Geo afirma: a falta de respeito e de posse têm descredibilizado os concursos públicos do Tocantins

Por Marimar Aiala
04/03/2026 17h47 - Publicado há 2 horas
Pronunciamento aconteceu durante sessão ordinária desta quarta-feira, 4 de março.
Pronunciamento aconteceu durante sessão ordinária desta quarta-feira, 4 de março.
Koró Rocha / HD

Após conversar com professores membros da Comissão dos Aprovados da Educação (Seduc), presentes na tribuna do plenário na Assembleia Legislativa do Tocantins (Aleto), o deputado estadual Professor Júnior Geo (PSDB) fez pronunciamento para manifestar uma cobrança, que ele classificou justa, de professores concursados que nunca tomaram posse, o que segundo o parlamentar, tem desmotivado os concurseiros e descredibilizado o concurso público no Estado do Tocantins. O pronunciamento aconteceu durante sessão ordinária desta quarta-feira, 4 de março.

Descaso

“A realização do concurso público e a efetiva posse dos aprovados é fator de desenvolvimento do Tocantins, mas, o descaso para com os aprovados gera a incerteza, a insegurança e a desmotivação”, afirmou Geo, acrescentando que quando se capacita servidor contratado, a sua formação fica como um investimento público perdido por falta de continuidade e recorrentes desligamentos de cargos não efetivos. “Isso é gestão”, destacou o deputado.

Dignidade

“Nós precisamos dar aqueles que se dedicaram, estudaram e foram aprovados no concurso, o seu direito de posse. É preciso fazer com que isso ocorra", frisou o professor.

Que são 130?

Júnior Geo classificou de infeliz o anúncio do chamamento de 130 aprovados, num universo de 3.700 professores do quadro reserva. “O governador e o secretário da Educação anunciaram isso como se fosse uma vitória. Que são 130? O quantitativo não dá para cobrir sequer, um professor por município, pois temos 139” – argumentou o Professor Geo, informando que o número de contratos na Educação supera o dobro do número de professores que aguardam a posse no quadro de reserva.

Descrédito

Para o Professor Júnior Geo, a falta de posse e de respeito para com os concurseiros têm feito os poucos concursos caírem em descrédito. “Quem vai querer prestar concurso no Tocantins se, mesmo aprovados, não tomarem posse?”, indagou o deputado.

Espera Aí

Para embasar seus argumentos com outro exemplo, Geo lembrou o concurso da Polícia Militar (PM-TO).“Eram 600 vagas para soldado e depois do concurso realizado falam para os aprovados: mas fiquem aí esperando porque vão ser só 200 que vão fazer o curso de formação em 2026; Daí, chamaremos mais 200 em 2027 e os outros 200 em 2028 e o cidadão vai entrar na PM já com quase 40 anos?
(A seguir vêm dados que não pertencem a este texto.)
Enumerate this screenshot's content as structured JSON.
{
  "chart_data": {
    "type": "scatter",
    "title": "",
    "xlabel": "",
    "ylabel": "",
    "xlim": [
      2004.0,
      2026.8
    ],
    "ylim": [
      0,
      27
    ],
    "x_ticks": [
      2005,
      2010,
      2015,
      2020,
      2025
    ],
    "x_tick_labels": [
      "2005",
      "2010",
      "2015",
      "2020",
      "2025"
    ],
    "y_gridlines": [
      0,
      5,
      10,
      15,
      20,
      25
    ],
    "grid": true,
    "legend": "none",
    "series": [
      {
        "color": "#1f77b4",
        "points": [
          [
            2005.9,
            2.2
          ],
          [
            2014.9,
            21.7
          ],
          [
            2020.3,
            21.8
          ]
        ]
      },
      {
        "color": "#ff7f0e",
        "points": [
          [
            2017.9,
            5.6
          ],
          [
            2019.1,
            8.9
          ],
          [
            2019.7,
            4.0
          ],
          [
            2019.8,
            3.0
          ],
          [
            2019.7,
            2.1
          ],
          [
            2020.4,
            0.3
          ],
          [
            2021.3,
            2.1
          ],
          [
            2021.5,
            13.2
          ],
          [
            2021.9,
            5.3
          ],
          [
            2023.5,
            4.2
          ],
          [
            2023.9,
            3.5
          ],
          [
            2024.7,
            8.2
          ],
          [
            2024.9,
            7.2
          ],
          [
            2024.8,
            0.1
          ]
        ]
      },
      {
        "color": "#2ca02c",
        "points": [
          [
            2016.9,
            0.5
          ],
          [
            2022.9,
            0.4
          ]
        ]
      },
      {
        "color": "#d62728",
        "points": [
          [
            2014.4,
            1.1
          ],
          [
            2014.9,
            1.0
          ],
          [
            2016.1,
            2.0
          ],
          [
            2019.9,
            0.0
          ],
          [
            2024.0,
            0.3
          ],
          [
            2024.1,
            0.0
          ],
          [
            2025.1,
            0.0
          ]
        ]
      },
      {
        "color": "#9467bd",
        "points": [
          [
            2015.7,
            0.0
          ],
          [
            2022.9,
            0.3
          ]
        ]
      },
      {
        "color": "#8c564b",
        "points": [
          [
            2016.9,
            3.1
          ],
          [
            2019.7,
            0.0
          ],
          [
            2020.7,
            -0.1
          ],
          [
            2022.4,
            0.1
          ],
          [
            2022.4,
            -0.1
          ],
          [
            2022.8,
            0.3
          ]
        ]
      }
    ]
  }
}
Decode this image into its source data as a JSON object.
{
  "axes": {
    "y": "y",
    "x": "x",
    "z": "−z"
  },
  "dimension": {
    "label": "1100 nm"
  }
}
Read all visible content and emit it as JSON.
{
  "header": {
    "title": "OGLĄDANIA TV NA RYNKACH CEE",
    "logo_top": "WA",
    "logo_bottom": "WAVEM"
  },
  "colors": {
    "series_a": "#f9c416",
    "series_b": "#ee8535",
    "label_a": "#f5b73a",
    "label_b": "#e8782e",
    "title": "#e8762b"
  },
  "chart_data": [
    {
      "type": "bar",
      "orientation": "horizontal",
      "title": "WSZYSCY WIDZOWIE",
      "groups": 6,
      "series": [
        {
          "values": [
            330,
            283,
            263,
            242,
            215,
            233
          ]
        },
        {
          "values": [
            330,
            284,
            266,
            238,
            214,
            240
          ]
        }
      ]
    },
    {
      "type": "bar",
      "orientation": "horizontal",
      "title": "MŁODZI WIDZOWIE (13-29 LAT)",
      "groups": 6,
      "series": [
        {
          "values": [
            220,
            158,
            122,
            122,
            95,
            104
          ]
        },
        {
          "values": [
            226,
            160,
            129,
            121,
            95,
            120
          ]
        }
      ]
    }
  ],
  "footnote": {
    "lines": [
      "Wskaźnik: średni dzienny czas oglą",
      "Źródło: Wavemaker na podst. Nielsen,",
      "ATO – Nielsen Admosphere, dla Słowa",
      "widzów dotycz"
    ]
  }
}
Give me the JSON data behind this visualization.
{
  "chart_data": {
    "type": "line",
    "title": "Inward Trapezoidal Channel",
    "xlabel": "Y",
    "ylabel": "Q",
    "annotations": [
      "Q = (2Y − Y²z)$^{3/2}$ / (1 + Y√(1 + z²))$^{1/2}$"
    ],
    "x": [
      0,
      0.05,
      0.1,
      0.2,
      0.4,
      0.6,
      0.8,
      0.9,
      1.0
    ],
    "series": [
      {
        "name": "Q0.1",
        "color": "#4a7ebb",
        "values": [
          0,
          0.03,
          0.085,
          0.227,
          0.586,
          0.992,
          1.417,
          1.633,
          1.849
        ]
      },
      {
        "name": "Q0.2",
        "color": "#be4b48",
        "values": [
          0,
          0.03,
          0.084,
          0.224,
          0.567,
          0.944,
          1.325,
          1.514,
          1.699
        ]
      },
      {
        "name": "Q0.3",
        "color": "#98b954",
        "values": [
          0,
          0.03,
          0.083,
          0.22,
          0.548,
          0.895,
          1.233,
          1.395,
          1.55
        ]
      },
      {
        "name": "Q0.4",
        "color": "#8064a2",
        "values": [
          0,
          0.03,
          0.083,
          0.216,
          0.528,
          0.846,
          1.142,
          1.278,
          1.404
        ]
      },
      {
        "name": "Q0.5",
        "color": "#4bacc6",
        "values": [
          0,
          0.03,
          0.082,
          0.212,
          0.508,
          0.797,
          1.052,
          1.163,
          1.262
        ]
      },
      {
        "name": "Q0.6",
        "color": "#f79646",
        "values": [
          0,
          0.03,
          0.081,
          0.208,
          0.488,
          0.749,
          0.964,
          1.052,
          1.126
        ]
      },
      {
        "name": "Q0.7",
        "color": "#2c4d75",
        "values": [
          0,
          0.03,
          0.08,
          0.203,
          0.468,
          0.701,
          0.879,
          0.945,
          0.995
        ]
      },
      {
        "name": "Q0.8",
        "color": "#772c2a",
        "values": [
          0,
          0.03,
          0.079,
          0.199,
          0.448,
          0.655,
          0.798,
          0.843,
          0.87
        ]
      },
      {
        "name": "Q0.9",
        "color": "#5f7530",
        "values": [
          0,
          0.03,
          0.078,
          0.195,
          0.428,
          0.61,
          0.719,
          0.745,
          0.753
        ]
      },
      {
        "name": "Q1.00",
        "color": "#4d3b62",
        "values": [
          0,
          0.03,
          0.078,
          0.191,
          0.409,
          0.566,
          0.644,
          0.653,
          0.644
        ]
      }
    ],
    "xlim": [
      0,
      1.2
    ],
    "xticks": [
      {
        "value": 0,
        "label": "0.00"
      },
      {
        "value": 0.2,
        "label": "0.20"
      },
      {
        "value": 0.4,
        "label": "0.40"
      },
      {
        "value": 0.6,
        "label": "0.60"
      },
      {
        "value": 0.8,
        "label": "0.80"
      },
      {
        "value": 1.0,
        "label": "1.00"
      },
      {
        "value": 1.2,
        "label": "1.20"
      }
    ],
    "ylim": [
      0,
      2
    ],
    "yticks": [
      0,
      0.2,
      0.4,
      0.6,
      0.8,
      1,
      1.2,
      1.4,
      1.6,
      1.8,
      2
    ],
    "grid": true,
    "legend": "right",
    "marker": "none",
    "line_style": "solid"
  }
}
Olha só o tipo de situação que está se fazendo com o concurso público no Tocantins!”, ressaltou o parlamentar.

Apelo a Amélio

Ao se lembrar que o presidente da Aleto é pré-candidato a governador, Geo fez um apelo. “Presidente Amélio Cayres, se vossa excelência for eleito e assim Deus o permitir, que Vossa Excelência venha tratar com mais respeito, os professores do quadro reserva da Educação, caso não sejam chamados neste ano, com dignidade, que se faça justiça e deem-lhes a posse, como lhes é de direito”, pediu Júnior Geo.

Defesa de Direitos

O deputado que é professor de carreira do IFTO e leciona em cursinhos preparatórios para concursos, há mais de 25 anos no Tocantins, falou sobre a má fama que tentam imprimir a ele contra os servidores contratados.

O único

“Fui o único deputado que defendeu o direito dos contratados de receber o mesmo salário que o concursado em início de carreira; Fui o único que bateu de frente para defender aqueles que, nem sequer, recebiam o piso do magistério e ainda não pagavam o PROFE porque são contratos, mas depois, o secretário da Educação envergonhado, passou a pagar o piso”, lembrou Geo.